Crude futures have pulled back more than 15 percent from their all-time high in mid-July to levels not seen since early April. The Atlantic hurricane season so far has been tame and there is growing skepticism that the diplomatic standoff between the West and Iran will prompt OPEC's No. 2 producer to pull supply off the market.
"The sentiment of the market is to sell," said Mike Guido, director of commodity strategy at Societe Generale in New York.
Gasoline demand traditionally slips after Labor Day and it will be a month or more before demand for heating oil and other winter fuels picks up in many parts of the country.
Supply worries eased on Thursday after government data showed rising inventories of gasoline and distillate, which includes heating oil. The possibility that BP PLC could restore 180,000 barrels per day of lost Alaskan production at Prudhoe Bay by the end of next month also eased supply fears. The market also anticipates the resumption of some oil production that was shut in Nigeria following militant attacks.
The Organization of Petroleum Exporting Countries meets next week, but analysts do not expect the cartel to alter its official output quota of 28 million barrels per day. If the cartel trims production in an attempt to prop up prices, analysts say the strategy could backfire because it would signal to a market that has worried for several years about tight supplies that the world finally has oil to spare.

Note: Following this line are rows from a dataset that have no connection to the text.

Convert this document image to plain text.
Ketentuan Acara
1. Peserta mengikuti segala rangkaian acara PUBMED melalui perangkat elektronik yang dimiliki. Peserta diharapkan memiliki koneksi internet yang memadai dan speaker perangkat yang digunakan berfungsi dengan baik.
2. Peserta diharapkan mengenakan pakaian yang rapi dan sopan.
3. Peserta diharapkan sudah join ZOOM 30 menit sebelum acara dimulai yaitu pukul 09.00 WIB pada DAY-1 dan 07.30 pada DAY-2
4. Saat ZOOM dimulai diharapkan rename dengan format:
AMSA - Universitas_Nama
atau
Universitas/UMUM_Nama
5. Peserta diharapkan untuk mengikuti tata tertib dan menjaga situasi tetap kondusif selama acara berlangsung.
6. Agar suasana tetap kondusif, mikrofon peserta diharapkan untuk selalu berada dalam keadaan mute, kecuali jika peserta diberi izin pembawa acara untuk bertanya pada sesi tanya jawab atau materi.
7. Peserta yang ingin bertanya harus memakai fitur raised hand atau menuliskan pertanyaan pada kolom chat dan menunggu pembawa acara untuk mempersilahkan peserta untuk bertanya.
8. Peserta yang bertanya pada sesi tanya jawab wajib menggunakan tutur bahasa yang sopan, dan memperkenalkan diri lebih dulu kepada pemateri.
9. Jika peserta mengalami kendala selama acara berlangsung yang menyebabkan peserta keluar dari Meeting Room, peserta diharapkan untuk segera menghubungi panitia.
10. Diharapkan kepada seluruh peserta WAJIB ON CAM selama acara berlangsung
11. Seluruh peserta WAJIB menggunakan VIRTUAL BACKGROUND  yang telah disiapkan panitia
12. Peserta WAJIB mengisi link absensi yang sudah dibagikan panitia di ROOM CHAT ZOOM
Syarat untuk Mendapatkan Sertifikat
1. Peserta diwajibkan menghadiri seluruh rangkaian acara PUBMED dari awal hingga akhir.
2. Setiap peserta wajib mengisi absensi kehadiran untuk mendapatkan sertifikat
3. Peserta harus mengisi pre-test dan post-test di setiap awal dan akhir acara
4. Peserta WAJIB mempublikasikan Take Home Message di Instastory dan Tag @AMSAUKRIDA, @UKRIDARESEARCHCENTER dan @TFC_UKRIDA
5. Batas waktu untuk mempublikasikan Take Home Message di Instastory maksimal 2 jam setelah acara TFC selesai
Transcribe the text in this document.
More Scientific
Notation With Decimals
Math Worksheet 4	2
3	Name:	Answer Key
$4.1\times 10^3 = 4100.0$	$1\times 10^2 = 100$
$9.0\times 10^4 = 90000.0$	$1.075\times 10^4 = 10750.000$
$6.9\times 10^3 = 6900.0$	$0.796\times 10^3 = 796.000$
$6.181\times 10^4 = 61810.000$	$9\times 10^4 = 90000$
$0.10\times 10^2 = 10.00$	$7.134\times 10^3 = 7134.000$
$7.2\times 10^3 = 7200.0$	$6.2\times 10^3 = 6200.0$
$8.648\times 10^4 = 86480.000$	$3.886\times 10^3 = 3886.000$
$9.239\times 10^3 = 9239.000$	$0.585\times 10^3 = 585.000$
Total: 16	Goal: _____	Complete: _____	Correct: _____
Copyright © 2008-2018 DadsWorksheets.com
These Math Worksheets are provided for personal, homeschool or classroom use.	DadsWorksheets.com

Light sweet crude for delivery next month on the New York Mercantile Exchange declined by US$1.07 to settle at US$66.25 a barrel -- the lowest closing price since finishing at US$66.23 on April 6.
Brent crude fell US$1.20 to settle at US$65.33 a barrel on London's ICE futures exchange.
Gasoline futures fell by more than US$0.03 to US$1.6098 a gallon. Heating oil fell more than US$0.04 to settle at US$1.8432 a gallon. Natural gas fell more than US$0.04 to settle at US$5.675 per 1,000 cubic feet.
October Brent crude on the ICE Futures Exchange was down US$0.30 at US$66.23 a barrel.
US crude inventories fell 2.2 million barrels last week to 330.6 million barrels, according to the US Department of Energy. However, inventories remain 6.2 percent above year-ago levels and rising productivity by refiners has pushed up supplies of motor- and home-heating fuels.
Gasoline inventories rose by 700,000 barrels to 206.9 million barrels, which is 6.6 percent above year-ago levels. Distillate fuel inventories rose by 3.1 million barrels to 139.9 million barrels -- a bigger build than most analysts expected. They are now slightly above were they were a year ago.
BP officials testified to US lawmakers on Thursday about the company's operational lapses in Alaska -- a big oil spill in March and then the partial shutdown of the country's largest oil field last month. BP is currently pumping 220,000 barrels a day and Steve Marshall, the president of BP Exploration Alaska Inc, said output could be restored to 400,000 barrels per day as early as the end of next month.
Separately, Royal Dutch Shell PLC said on Thursday that it was putting 180,000 barrels of crude per day back on line in Nigeria, according to Dow Jones Newswires. Shell had taken the oil supply off line July 20 following a construction accident that damaged a key pipeline. Nigeria, Africa's largest oil producer, has cut about a fifth of its usual production because of militant attacks.